"Mit 3D-Druck erweitern Handwerker ihre Angebotspalette."

handwerk magazin/IHM: Frau Ruhkopf, viele Handwerker sind noch skeptisch: Lohnt sich der Einsatz von 3D-Druckern schon? Wie weit ist die Technik?

Monika Ruhkopf: Ein Bauteil, Werkzeug oder Prototyp lässt sich über 3D-Druck heute bereits relativ einfach herstellen. Doch für viele Handwerker lohnt sich die Anschaffung eines eigenen Druckers tatsächlich derzeit nicht. Vor allem nicht für Produkte aus Metall, die für viele Handwerker besonders interessant sind. Ein Metall-3D-Drucker kostet rund 300.000 Euro. Ein Betrieb mit fünf Mitarbeitern kann sich so eine Investition nicht leisten. Da kommen 3D-Druck-Dienstleister wie wir ins Spiel. Wir drucken Produkte nach den Plänen der Handwerker mit 3D-Technik aus: So profitieren sie von der schnellen Fertigung, sparen aber Anschaffungskosten.

handwerk magazin/IHM: Warum sollte ein Handwerkerbetrieb überhaupt auf 3D-Druck setzen?

Monika Ruhkopf: Der 3D-Drucker kann Handwerkern eine Menge Arbeit abnehmen. Die Technik eignet sich zum Beispiel für die Herstellung von individuellen Werkzeugen, für einzelne Prototypen, aber auch kleine Serien. Mit einer 3D-Vorlage lassen sich Bauteile schnell herstellen und reproduzieren.

Laden Nutzer die Vorlagen in eine Cloud hoch, können sie von überall auf der Welt darauf zugreifen. Das erleichtert die Zusammenarbeit von Handwerkern mit Kunden aus der Industrie. Auch spart der Handwerksbetrieb Zeit: Eine aufbereitete, fehlerfreie 3D-Druckdatei kann sofort an einen Drucker mit dem geforderten Material gehen. Da es keine langwierigen Maschinenrüstzeiten gibt, kann selbst ein langsamer 3D-Druck schneller und kostengünstiger sein.
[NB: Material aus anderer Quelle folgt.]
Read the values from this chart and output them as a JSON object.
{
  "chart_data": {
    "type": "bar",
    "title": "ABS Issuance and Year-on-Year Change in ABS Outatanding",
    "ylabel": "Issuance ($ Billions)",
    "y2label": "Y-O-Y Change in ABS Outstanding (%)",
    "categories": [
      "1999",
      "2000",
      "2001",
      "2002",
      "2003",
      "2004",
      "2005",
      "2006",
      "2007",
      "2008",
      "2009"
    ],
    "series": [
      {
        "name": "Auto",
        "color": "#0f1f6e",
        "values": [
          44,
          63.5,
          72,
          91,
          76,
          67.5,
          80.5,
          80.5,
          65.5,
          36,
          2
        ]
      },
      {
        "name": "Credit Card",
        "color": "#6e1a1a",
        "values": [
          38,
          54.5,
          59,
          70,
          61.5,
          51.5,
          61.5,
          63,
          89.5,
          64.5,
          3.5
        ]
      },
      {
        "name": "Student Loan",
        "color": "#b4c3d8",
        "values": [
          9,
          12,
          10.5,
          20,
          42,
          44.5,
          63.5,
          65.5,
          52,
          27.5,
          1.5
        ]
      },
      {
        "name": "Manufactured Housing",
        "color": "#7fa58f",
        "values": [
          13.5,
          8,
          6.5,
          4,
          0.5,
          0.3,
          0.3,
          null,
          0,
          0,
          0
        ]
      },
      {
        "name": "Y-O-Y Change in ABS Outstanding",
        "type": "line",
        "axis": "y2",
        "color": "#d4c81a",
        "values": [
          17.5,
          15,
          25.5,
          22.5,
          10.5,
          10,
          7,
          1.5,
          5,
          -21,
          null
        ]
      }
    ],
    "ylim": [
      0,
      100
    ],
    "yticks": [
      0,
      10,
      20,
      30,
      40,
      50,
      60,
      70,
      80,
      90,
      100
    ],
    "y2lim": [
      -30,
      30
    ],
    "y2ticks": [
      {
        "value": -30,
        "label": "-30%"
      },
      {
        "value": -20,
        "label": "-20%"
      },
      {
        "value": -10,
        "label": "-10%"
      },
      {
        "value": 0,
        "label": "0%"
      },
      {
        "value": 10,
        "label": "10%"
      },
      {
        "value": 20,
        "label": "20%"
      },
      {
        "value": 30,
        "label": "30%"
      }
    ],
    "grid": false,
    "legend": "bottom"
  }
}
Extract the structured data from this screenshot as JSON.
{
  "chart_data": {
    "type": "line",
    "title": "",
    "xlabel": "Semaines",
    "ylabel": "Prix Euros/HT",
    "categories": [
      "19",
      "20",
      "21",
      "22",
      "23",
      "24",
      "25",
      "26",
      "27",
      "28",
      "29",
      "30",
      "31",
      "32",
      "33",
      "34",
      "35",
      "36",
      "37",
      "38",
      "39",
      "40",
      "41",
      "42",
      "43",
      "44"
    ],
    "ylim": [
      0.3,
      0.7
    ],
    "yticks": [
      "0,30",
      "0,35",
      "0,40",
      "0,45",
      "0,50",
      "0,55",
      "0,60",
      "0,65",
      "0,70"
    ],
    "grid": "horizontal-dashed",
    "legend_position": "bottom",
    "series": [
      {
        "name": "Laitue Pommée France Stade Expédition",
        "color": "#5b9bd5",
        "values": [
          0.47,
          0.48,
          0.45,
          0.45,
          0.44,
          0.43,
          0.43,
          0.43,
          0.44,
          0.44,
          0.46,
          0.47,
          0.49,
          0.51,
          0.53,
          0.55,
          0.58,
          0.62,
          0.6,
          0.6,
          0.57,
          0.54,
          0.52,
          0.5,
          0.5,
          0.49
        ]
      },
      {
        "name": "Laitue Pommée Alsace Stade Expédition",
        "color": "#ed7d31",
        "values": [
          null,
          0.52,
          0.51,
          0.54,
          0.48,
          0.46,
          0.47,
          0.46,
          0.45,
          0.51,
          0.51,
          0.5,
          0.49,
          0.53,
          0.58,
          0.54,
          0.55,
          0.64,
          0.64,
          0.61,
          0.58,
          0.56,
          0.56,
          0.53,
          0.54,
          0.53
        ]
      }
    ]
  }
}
handwerk magazin/IHM: Braucht es denn überhaupt noch Handwerker, wenn jedermann sich Produkte und Bauteile nach Wunsch aus dem 3D-Drucker bestellen kann?

Monika Ruhkopf: Fräser und Dreher wird es immer geben, ihr Fachwissen und ihr handwerkliches Können bleiben gefragt. Was sich verändert, ist, dass sie ihre Angebotspalette durch 3D-Druck erweitern und somit auch neue Kundengruppen erschließen können. Handwerker, die 3D-Druck einsetzen, können ganz individuelle Aufträge bearbeiten. Das wird zum Beispiel im Bereich Elektromobilität immer wichtiger. Über den Drucker gelingen ihnen auch hochkomplexe Formen, etwa für den Sondermaschinenbau, die sie sonst nicht fertigen könnten.

 

Das Interview führte Nina Bärschneider

Monika Ruhkopf

Monika Ruhkopf ist die Geschäftsführerin der pro3D GmbH.

Das Start-up aus Ravensburg stellt Bauteile, Werkzeuge und Prototypen per 3D-Druck her. Wie Handwerker 3D-Druck einsetzen können, um Prozesse zu optimieren und ihre Angebotspalette zu erweitern, erklärt sie im Interview.